Just knowing that this beautiful high -minded man who ruled India, had fallen in love with the elegant witty aristocrat married to the semi- royal Viceroy, made them both so much more human, and therefore interesting. To read that she was found dead with all his letters opened on her bed, to be re-read before she went to sleep, and that the heart- broken statesman had sent a destroyer to her committal beneath the sea, to sprinkle showers of marigold petals on her coffin as it sank beneath the waves, was beautiful.
And to discover that the Queen Mother – who gossip tells us had a wicked tongue – quipped that: “dear Edwina always liked to make a splash,” gave me another frisson of pleasure.
‘One shares gossip as one should share good wine. It is an act of pleasure,’ wrote Sarah Sands, a journalist in an essay on gossip ‘There is an art to gossip, which is really a moment of memoir. Philosophers of the human heart… or heartless but comic diarists … tell us more about social history, politics and humanity than autobiographies of public record… I always learn more from a gossip than a prig. Life is a comedy…’
This is gossip as fun. But gossip is also the passing on of important information that we may need. Not the cruel behind their backs stuff, but the details that may help us all. We can be kinder and more tolerant or even forgiving, if we know the pain or difficulties behind some-one’s inconsiderate or strange behaviour.
Women have a well-deserved reputation for gossip, but it’s often this sort of passing on of useful information. On the other hand when I was the only girl in an all-male officers mess, I was shocked at the sometimes cruel and careless gossipy remarks of the men I overheard. Yet my experience of living in an all-female community had been that kindness was acceptable, but catty comments were not.
So yes, I am a defender of the art of gossip…I relish the flashes of insight which an apt morsel of gossip can bestow. This is not gossip as slander, back-biting, envy, jealousy or small mindedness that so many arbiters of human nature have condemned. This is gossip demonstrating the endless fascination of human nature, and as an aid to understanding ‘what’s going on’ for each other.
And if, as Socrates said, strong minds discuss ideas, average minds discuss events, weak minds discuss people, there speaks a man who doesn’t understand the value of emotional ties and the genuine connections between people which make the world go round.
The picture is Chatterboxes by Thomas Kennington
Food for threadbare gourmets
We were meeting friends off the ferry, half an hour’s drive away, and bringing them back home for lunch. Which meant being organised. So while a hot winter’s lunch was heating up in the oven, I needed a little something to keep them going. So spicy pumpkin soup which could be quickly re-heated, it was.
Steam chunks of pumpkin, and scrape it off the skin when soft.

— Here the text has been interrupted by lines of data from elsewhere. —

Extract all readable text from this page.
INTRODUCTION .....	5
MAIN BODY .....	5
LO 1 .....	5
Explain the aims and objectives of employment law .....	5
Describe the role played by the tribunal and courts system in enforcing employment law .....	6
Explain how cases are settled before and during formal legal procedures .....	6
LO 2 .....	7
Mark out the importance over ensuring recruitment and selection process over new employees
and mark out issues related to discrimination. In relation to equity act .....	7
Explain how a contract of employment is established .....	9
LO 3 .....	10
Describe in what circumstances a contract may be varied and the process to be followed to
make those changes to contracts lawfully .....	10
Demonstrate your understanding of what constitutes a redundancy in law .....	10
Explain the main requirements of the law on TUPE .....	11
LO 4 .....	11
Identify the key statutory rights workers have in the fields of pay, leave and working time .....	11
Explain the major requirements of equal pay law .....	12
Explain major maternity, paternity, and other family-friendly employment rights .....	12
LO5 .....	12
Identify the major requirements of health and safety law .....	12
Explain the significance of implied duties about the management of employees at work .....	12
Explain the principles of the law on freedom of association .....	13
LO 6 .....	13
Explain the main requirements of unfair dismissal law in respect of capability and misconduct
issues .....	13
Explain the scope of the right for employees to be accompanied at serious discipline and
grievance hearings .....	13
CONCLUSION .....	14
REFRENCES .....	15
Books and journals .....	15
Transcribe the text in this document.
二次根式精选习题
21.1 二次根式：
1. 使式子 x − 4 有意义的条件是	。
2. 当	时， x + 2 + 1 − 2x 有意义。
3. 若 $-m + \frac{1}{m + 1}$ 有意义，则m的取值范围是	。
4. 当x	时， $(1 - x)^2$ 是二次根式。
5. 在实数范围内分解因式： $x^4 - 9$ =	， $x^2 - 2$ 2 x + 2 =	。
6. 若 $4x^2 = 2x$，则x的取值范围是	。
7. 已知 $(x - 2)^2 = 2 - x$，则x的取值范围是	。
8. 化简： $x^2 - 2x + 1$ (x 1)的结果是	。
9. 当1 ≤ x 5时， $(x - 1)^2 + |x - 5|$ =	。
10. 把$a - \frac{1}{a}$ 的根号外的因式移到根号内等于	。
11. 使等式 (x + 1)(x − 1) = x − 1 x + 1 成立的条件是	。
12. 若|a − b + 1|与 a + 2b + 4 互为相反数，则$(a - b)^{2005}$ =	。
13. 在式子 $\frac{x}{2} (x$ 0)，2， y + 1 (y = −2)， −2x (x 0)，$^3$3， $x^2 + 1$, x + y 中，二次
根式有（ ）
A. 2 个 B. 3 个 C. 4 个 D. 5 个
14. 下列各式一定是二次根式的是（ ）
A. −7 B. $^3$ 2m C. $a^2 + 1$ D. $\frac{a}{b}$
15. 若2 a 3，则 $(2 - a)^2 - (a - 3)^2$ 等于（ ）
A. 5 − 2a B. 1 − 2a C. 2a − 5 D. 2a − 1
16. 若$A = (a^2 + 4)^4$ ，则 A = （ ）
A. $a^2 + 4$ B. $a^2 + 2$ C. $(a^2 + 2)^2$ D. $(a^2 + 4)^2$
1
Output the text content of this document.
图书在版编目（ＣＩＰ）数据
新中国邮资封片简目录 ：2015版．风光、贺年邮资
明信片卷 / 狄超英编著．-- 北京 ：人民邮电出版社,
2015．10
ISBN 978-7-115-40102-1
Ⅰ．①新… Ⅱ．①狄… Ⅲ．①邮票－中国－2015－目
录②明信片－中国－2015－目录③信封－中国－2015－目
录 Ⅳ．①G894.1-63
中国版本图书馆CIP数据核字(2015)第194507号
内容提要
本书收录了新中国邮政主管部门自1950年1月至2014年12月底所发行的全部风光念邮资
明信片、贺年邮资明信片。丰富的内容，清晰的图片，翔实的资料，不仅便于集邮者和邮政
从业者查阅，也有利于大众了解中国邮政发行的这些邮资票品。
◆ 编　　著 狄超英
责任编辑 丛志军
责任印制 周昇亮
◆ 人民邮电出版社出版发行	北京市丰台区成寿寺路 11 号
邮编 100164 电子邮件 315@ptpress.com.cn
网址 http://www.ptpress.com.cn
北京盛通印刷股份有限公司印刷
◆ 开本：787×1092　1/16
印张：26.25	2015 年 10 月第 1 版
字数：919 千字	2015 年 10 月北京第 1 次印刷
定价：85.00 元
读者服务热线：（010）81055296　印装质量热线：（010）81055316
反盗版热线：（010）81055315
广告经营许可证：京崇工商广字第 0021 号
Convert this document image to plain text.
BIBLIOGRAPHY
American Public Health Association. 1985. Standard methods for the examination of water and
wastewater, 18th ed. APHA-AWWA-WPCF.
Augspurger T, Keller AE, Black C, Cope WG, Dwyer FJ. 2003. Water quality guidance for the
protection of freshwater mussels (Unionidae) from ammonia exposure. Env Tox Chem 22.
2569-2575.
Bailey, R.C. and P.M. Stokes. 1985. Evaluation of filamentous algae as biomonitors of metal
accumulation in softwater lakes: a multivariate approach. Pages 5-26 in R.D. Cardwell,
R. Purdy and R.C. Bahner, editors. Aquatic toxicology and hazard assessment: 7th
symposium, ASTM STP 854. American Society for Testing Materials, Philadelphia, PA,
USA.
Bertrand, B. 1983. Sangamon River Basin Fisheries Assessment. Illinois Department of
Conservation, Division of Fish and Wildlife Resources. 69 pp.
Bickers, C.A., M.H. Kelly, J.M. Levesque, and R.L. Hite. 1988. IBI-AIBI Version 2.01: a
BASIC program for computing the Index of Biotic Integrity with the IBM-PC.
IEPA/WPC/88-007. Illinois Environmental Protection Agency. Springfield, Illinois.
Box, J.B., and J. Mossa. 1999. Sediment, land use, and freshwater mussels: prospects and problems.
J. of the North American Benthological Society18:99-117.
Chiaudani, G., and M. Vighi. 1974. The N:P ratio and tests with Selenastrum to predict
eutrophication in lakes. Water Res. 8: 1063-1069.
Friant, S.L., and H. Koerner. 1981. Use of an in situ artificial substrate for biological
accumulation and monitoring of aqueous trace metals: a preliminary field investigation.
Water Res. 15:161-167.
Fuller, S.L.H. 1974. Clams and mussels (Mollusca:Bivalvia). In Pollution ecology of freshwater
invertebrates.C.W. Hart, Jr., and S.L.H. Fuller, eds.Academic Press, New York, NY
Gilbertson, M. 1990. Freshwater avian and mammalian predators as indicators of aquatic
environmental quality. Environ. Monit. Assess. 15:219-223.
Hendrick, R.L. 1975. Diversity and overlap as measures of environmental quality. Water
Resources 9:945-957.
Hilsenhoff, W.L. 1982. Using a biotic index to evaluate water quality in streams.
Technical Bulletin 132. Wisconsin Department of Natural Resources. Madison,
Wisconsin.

Fry some onions and garlic until soft, and add the pumpkin. In the whizzer put portions of this mixture, adding enough warm chicken stock to make a thick smooth mixture, and then return to the pan.
Add salt and pepper and either nutmeg or curry powder to taste, and heat it up. Just before serving, add cream to taste, and serve with fingers of crisp crunchy fried bread, fried in olive oil or hot fat.
Food for thought
The angels keep their ancient places–
Turn but a stone and start a wing!
‘Tis ye, ’tis your estrangèd faces,
That miss the many-splendored thing.